If life were Twitter, it would be the kind of room that would be ripe for “men love basic bed frames, sleeping with one pillow and reading Infinite Jest” jokes that you’d almost feel like doing said joke would be incredibly clichéd to the point of not being worth anyone’s time. Almost.
To find out just how sellable Kanye’s new digs are, I spoke to some estate agents from London, a city so notorious for its comically bad living standards that people literally rent the tiny spaces under their stairs, like actual Harry Potter. What do they think of Ye’s latest abode?
“If I was trying to sell it, although I’m pretty sure I wouldn’t be allowed, I’d say ‘It’s got a minimalist Scandinavian style, complete with a built-in television and stylish digital clock that finishes off this exquisitely detailed studio apartment, previously home to an A‑List celebrity,’” says Will Yates of Pendleton estate agents, which actually does make the room sound quite good to be fair.

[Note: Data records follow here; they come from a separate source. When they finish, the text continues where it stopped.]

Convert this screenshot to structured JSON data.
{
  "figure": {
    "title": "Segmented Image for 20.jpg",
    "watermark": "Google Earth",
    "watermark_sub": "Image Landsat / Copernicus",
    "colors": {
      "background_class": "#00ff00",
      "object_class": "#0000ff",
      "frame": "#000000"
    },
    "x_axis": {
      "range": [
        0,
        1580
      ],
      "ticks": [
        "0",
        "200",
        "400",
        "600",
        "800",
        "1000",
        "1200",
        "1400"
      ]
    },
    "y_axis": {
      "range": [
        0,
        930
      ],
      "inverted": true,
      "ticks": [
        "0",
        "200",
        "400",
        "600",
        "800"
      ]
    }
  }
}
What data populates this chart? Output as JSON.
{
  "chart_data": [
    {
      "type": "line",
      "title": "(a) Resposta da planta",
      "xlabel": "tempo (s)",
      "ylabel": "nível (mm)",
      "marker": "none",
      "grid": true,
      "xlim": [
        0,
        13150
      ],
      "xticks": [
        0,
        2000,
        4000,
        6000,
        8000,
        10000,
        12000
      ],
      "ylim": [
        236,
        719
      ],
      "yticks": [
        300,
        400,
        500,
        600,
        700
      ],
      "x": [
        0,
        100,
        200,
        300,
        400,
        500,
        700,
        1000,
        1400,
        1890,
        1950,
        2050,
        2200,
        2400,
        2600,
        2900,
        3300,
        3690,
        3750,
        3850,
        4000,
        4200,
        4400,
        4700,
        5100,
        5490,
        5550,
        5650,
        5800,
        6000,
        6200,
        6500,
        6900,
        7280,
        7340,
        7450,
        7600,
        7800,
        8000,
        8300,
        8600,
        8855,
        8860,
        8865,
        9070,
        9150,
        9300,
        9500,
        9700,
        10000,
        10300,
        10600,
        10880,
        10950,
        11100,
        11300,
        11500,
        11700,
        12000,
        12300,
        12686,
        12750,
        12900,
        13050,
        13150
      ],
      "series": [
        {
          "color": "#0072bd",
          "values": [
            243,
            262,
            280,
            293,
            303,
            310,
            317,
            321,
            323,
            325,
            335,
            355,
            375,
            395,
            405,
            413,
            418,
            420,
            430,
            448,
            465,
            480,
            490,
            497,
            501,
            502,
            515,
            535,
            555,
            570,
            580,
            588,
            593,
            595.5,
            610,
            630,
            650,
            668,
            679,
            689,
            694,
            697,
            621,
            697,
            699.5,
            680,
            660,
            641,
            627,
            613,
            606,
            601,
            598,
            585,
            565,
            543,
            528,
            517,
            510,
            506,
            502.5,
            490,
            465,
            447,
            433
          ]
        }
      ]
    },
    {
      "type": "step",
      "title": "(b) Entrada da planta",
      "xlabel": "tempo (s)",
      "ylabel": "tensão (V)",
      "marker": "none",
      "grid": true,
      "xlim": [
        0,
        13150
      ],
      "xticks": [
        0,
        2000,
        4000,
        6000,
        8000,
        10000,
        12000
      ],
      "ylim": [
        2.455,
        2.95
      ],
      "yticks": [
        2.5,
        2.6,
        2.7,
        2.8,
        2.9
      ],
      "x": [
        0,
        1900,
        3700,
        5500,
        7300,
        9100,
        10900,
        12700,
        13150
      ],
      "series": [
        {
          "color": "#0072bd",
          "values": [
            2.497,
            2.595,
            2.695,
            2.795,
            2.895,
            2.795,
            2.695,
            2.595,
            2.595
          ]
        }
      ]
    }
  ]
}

“You’re better off listing it on Gumtree as a storage container or a garage,” William Doe says, a freelance estate agent from South London.
Sarah R.X. agrees. “Nothing is unsellable, but you wouldn’t be able to get a mortgage on this and I’d question the integrity of any letting agent that rented this.”
She works at a prestigious estate agent in central London, whose name she didn’t want associated with this particular room because it’s so bad. “It’s legally not a liveable space without windows or natural light, and we wouldn’t be able to class this as a bedroom, only a storage space.”
OK, that sounds somewhat more definitively bad.
“There’s actually a lot of guidelines that protect tenants and I’m pretty sure the size of the room would be a problem if it’s listed as a whole property. I’d worry about ventilation and issues with mould if someone was sleeping there,” continues Sarah, rather digging into Kanye at this point. “It must have been cheap I guess?”
Personally, being the permanently down bad man that I am, I wouldn’t even mind living in Kanye’s tiny stadium room, which is so bad that even London estate agents deem it unliveable.
It’s probably well cheap, you’d get to see loads of free sports games, always be very, very aware of the time and, if you’re lucky, you might even get a free pair of wacky Yeezus slippers and trainers to wear around the house. Which, let’s not forget, is a massive stadium.